Adaptive optics and active PSF shaping enable super resolution fluorescence microscopy in tissues

Mlodzianoski MJ1,9, Cheng-Hathaway PJ2,3, Bemiller SM4, McCray TJ4, Liu S1, Miller DA1, Lamb BT4,5,6, Landreth GE2,3,4 and Huang F1,7,8

  1. Weldon School of Biomedical Engineering, Purdue University, West Lafayette, Indiana, USA.
  2. Department of Anatomy and Cell Biology, Indiana University School of Medicine, Indianapolis, Indiana, USA.
  3. Department of Neurosciences, Case Western Reserve University, School of Medicine, Cleveland, Ohio, USA.
  4. Stark Neurosciences Research Institute, Indiana University School of Medicine, Indianapolis, Indiana, USA.
  5. Department of Medical and Molecular Genetics, Indiana University School of Medicine, Indianapolis, Indiana, USA.
  6. Department of Neurosciences, Cleveland Clinic Lerner Research Institute, Cleveland, Ohio, USA.
  7. Purdue Institute of Inflammation, Immunology and Infectious Disease, Purdue University, West Lafayette, Indiana, USA.
  8. Purdue Institute for Integrative Neuroscience, Purdue University, West Lafayette, Indiana, USA.
  9. Current address: The Walter and Eliza Hall Institute, Melbourne, VIC, Australia.

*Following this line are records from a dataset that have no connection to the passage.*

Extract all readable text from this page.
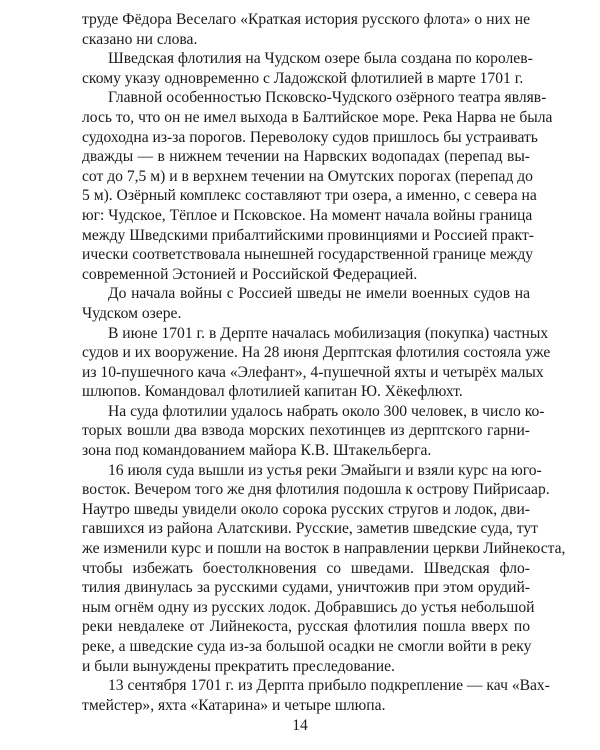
труде Фёдора Веселаго «Краткая история русского флота» о них не
сказано ни слова.
Шведская флотилия на Чудском озере была создана по королев-
скому указу одновременно с Ладожской флотилией в марте 1701 г.
Главной особенностью Псковско-Чудского озёрного театра являв-
лось то, что он не имел выхода в Балтийское море. Река Нарва не была
судоходна из-за порогов. Переволоку судов пришлось бы устраивать
дважды — в нижнем течении на Нарвских водопадах (перепад вы-
сот до 7,5 м) и в верхнем течении на Омутских порогах (перепад до
5 м). Озёрный комплекс составляют три озера, а именно, с севера на
юг: Чудское, Тёплое и Псковское. На момент начала войны граница
между Шведскими прибалтийскими провинциями и Россией практ-
ически соответствовала нынешней государственной границе между
современной Эстонией и Российской Федерацией.
До начала войны с Россией шведы не имели военных судов на
Чудском озере.
В июне 1701 г. в Дерпте началась мобилизация (покупка) частных
судов и их вооружение. На 28 июня Дерптская флотилия состояла уже
из 10-пушечного кача «Элефант», 4-пушечной яхты и четырёх малых
шлюпов. Командовал флотилией капитан Ю. Хёкефлюхт.
На суда флотилии удалось набрать около 300 человек, в число ко-
торых вошли два взвода морских пехотинцев из дерптского гарни-
зона под командованием майора К.В. Штакельберга.
16 июля суда вышли из устья реки Эмайыги и взяли курс на юго-
восток. Вечером того же дня флотилия подошла к острову Пийрисаар.
Наутро шведы увидели около сорока русских стругов и лодок, дви-
гавшихся из района Алатскиви. Русские, заметив шведские суда, тут
же изменили курс и пошли на восток в направлении церкви Лийнекоста,
чтобы избежать боестолкновения со шведами. Шведская фло-
тилия двинулась за русскими судами, уничтожив при этом орудий-
ным огнём одну из русских лодок. Добравшись до устья небольшой
реки невдалеке от Лийнекоста, русская флотилия пошла вверх по
реке, а шведские суда из-за большой осадки не смогли войти в реку
и были вынуждены прекратить преследование.
13 сентября 1701 г. из Дерпта прибыло подкрепление — кач «Вах-
тмейстер», яхта «Катарина» и четыре шлюпа.
14
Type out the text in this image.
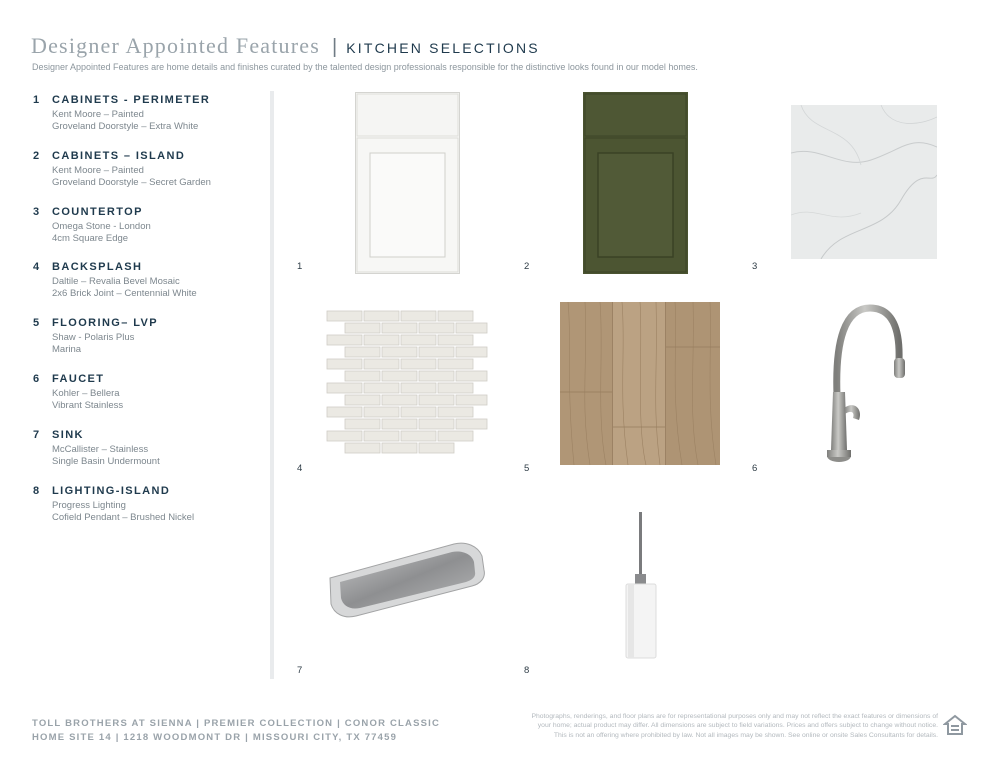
Designer Appointed Features | KITCHEN SELECTIONS
Designer Appointed Features are home details and finishes curated by the talented design professionals responsible for the distinctive looks found in our model homes.
1	CABINETS - PERIMETER
Kent Moore – Painted
Groveland Doorstyle – Extra White
2	CABINETS – ISLAND
Kent Moore – Painted
Groveland Doorstyle – Secret Garden
3	COUNTERTOP
Omega Stone - London
4cm Square Edge
4	BACKSPLASH
Daltile – Revalia Bevel Mosaic
2x6 Brick Joint – Centennial White
5	FLOORING– LVP
Shaw - Polaris Plus
Marina
6	FAUCET
Kohler – Bellera
Vibrant Stainless
7	SINK
McCallister – Stainless
Single Basin Undermount
8	LIGHTING-ISLAND
Progress Lighting
Cofield Pendant – Brushed Nickel
1	2	3
4	5	6
7	8
TOLL BROTHERS AT SIENNA | PREMIER COLLECTION | CONOR CLASSIC
HOME SITE 14 | 1218 WOODMONT DR | MISSOURI CITY, TX 77459
Photographs, renderings, and floor plans are for representational purposes only and may not reflect the exact features or dimensions of
your home; actual product may differ. All dimensions are subject to field variations. Prices and offers subject to change without notice.
This is not an offering where prohibited by law. Not all images may be shown. See online or onsite Sales Consultants for details.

Single molecule localization requires accurate and precise localization of the three-dimensional positions of single molecule point spread functions (PSFs) to reconstruct the 3D volume of a structure with high fidelity. Depth and sample induced optical aberrations make this task challenging when imaging more than just a few microns beyond the coverslip surface. These aberrations distort the PSFs of single molecules resulting in significant worsening of the localization precision, and therefore the resolution, while also introducing spatial localization biases. Optical aberrations can be compensated for using adaptive optics approaches, often with a deformable mirror, to restore high quality PSFs. We present here an efficient sensor-less adaptive optics approach using a deformable mirror for removal of aberrations for robust, 3D single molecule localization imaging. This method utilizes single molecule data as the base for the Nelder-Mead simplex algorithm to optimize the shape of the deformable mirror for removal of optical aberrations. We control the deformable mirror to include astigmatism for 3D localization information and adaptively control the magnitude of astigmatism to enforce a consistent, astigmatic PSF shape for a nearly uniform localization precision throughout the sample depth. We demonstrate this development by imaging through 30-μm thick brain tissue sections in order to visualize and reconstruct the 3D morphology and the nanoscale details of amyloid-β filaments in a mouse model of Alzheimer’s disease.